Our group analyses molecular mechanisms that control tumor development and progression. We are particularly interested in the regulation of the oncogenic Wnt signal transduction pathway.
Molecular oncology of Wnt signaling
The Wnt signaling pathway controls the stability of β-catenin and thereby regulates various processes during embryonic development and can lead to cancer. Wnt are secreted glycoproteins, which induce the accumulation of β-catenin in cytoplasm and nucleus by binding to frizzled and LRP receptors. β-Catenin interacts with TCF transcription factors and activates target genes. The destruction of b-catenin is induced by phosphorylation in a multi-protein complex consisting of the scaffold components axin or conductin, the serine/threonine kinase GSK3β, and the tumor suppressor APC (Adenomatous Polyposis Coli). The Wnt signal inhibits phosphorylation of β-catenin and thereby leads to its stabilization. In colorectal tumors, mutations of APC or of the serine/threonine phosphorylation sites of β-catenin lead to stabilization of β-catenin and trigger constitutive signaling to the nucleus. Such β-catenin mutations are also found in a multitude of other tumor types suggesting that aberrant activation of Wnt signaling is a key mechanism of oncogenic transformation. We are analyzing the molecular roles of central components of the pathway, which are mostly involved in β-catenin degradation. Among these are Amer1, Axin, Conductin as well as the phosphatase PGAM5 that all modulate β-catenin phosphorylation.
Amer1 (APC membrane recruitment1) also called WTX is the best characterized member of the Amer protein family, which also includes Amer2 and Amer3. Amer1 interacts with APC and can recruit it to the plasma membrane, thereby acting as a negative regulator of Wnt signaling. The Amer1 gene is mutated in up to 30% of Wilms tumors, but also in 7 – 12% of colorectal carcinomas. Moreover, Amer1 mutations underlie the inherited disease OSCS, which is characterized by bone malformations and defects in other organs. In order to determine the consequences of Amer1 mutation for tumorigenesis in vivo, we conditionally knocked-out the Amer1 gene specifically in gut epithelium by crossing floxed Amer1 mice with villin-Cre mice. Efficient depletion of Amer1 in intestinal epithelial cells was verified by genetic means and RT-PCR analysis. Detailed analysis of histological sections revealed no alterations of epithelial cell proliferation and differentiation after Amer1 loss. There was also no signs of tumorigenesis following Amer1 depletion even after more than nine months of inspection. This indicates that Amer1 does not act as a tumor suppressor in mice in the absence of other oncogenic mutations. Since Amer1 mutations co-occur with APC mutations in most of the colorectal cancer cases, and APC is the central tumor suppressor and gatekeeper of these tumors, we crossed conditional Amer1 k.o. mice with APCmin mice in which the APC gene is mutated. APCmin develop tumors (polyps) mainly in the small intestine, but also at a lower rate in the colon a few months after birth. An initial analysis after three months did not show an impact of Amer1 depletion on polyp number and size in the APCmin mice.
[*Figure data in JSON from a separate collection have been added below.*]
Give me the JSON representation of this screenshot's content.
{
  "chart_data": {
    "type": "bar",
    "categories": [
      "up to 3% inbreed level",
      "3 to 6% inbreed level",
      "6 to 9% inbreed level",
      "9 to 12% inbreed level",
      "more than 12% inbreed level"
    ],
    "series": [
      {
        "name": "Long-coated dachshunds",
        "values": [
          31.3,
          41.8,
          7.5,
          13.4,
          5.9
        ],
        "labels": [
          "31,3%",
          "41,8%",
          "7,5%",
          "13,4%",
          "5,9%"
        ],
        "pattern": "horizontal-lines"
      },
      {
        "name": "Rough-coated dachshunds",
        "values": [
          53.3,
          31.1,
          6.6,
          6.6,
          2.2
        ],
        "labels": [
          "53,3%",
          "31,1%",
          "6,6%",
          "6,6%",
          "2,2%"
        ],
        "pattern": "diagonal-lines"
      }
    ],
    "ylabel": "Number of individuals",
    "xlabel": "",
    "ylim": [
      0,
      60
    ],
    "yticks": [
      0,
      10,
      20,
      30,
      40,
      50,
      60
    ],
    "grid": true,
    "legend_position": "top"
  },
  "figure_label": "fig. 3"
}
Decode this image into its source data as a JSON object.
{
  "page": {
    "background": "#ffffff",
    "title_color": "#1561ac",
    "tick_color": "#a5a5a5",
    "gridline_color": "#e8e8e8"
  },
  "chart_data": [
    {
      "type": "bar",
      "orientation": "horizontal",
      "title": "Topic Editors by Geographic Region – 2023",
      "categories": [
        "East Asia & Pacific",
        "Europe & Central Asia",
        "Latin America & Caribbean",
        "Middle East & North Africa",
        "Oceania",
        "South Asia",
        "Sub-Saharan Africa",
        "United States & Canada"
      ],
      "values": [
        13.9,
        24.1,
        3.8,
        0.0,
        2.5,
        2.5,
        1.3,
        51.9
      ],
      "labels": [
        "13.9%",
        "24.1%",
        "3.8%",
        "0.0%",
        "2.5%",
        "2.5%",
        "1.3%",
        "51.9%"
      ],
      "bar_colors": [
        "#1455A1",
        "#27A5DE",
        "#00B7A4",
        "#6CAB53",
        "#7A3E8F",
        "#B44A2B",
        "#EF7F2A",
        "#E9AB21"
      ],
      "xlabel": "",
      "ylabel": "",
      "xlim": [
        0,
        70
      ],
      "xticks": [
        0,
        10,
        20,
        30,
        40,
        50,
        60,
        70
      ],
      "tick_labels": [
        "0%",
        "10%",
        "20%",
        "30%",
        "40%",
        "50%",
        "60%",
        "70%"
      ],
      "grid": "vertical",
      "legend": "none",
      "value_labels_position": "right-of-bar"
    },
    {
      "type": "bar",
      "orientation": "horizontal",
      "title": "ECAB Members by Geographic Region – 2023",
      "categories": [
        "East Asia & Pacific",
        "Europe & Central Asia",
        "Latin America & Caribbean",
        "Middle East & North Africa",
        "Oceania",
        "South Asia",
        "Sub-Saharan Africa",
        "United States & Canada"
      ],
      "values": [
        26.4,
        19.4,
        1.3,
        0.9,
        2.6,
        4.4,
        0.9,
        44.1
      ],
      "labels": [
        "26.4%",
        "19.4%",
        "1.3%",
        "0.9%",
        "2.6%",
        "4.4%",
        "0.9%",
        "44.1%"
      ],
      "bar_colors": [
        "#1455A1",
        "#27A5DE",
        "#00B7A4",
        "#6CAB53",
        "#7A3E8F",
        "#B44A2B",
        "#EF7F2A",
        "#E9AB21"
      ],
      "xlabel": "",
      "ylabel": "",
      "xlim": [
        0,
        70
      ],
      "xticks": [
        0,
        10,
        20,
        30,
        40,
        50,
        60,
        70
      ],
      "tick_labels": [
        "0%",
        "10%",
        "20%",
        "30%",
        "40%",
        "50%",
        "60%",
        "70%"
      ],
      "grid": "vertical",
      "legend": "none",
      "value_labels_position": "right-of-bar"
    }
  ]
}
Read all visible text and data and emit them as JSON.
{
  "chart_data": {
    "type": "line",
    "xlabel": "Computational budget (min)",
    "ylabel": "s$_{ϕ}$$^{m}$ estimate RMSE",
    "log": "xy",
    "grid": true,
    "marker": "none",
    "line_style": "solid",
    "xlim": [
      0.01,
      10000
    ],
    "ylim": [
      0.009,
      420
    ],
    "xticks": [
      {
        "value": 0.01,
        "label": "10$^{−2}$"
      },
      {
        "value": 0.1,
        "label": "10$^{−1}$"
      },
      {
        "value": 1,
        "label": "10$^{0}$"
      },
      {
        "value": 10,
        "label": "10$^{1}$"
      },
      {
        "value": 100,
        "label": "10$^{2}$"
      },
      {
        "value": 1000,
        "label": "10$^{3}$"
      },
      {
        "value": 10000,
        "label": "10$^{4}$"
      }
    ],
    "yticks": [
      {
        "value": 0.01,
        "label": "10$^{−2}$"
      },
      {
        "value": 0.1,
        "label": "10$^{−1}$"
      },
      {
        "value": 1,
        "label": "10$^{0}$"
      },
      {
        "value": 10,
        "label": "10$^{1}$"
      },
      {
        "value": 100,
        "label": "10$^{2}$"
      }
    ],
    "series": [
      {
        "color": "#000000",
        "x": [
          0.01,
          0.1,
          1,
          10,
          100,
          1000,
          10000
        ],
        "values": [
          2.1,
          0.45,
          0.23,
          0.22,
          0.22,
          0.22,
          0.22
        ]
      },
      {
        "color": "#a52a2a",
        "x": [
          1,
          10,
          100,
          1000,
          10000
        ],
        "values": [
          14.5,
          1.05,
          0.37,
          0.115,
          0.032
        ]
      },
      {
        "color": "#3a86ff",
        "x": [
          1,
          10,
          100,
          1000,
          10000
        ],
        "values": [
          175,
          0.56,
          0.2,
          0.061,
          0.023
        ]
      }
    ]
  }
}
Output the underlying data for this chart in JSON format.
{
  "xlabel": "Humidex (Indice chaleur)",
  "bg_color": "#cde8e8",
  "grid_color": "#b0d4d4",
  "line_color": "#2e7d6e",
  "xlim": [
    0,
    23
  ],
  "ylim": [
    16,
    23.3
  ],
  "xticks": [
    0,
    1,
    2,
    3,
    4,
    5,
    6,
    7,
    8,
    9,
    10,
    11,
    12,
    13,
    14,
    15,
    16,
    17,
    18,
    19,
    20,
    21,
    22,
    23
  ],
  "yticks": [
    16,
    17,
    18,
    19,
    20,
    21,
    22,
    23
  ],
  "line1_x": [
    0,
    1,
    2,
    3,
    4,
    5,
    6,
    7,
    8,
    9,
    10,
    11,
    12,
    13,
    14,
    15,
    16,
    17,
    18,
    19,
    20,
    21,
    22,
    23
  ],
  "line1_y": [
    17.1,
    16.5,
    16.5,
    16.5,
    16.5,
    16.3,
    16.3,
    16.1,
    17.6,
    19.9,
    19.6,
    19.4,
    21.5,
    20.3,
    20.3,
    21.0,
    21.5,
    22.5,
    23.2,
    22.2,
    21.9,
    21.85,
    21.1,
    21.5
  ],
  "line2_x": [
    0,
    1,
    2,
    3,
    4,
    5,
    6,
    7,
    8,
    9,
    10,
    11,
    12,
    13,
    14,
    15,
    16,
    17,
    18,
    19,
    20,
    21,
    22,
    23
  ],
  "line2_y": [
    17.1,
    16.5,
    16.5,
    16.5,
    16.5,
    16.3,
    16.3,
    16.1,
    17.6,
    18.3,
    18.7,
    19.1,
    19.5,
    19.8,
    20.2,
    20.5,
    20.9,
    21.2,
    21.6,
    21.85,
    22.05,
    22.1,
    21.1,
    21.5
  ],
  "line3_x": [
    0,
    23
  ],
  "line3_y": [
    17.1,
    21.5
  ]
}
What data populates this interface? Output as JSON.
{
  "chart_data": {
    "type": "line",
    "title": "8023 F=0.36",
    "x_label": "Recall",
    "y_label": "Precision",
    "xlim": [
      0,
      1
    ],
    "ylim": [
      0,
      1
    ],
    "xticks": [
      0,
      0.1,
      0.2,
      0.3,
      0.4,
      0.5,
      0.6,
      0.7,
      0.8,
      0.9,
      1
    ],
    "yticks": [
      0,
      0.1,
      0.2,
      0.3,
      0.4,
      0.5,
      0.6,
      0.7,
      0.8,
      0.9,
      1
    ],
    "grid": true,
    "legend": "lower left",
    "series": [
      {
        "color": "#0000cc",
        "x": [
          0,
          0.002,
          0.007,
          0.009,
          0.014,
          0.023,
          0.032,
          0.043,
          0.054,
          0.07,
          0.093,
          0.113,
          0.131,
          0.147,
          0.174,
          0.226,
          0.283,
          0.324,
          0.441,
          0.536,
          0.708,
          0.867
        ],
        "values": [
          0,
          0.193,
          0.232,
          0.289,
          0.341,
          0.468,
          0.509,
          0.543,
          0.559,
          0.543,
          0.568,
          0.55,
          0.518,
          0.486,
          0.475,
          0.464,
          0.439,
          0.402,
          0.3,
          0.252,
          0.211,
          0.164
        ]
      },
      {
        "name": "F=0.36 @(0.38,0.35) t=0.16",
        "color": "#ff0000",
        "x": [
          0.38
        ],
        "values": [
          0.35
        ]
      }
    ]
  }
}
Role of Axin/Conductin as negativeWnt regulators
Axin and conductin (also known as axin2) are structurally related inhibitors of Wnt/β-catenin signaling that promote degradation of β-catenin. Whereas axin is constitutively expressed, conductin is a Wnt target gene implicated in Wnt negative-feedback regulation. By proteome analysis we could demonstrate an interaction of axin with the mitochondrial phosphatase PGAM5. We found that knockdown of PGAM5 activates the Wnt pathway. However, we also found that PGAM5 is cleaved and released to the cytoplasm after damage of the mitochondrial membrane potential. Cytoplasmic PGAM5 interacts with axin, and the resulting complex induces dephosphorylation of β-catenin leading to its stabilization and activation of β-catenin-dependant transcription. It was previously shown by others that Wnt stimulation leads to mitochondrial biogenesis, pointing to a role of the PGAM5-Axin-β-catenin axis in mitochondrial homeostasis. Indeed, overexpression of cytoplasmic PGAM5 sufficed to increase mitochondrial numbers by a factor of approximately 1.5. On the basis of our results we propose the following model: mitochondrial damage associated with a loss of membrane potential leads to the release of cytoplasmic PGAM5 which stimulates Wnt signaling resulting in formation of new mitochondria that compensate for the initial loss of mitochondria.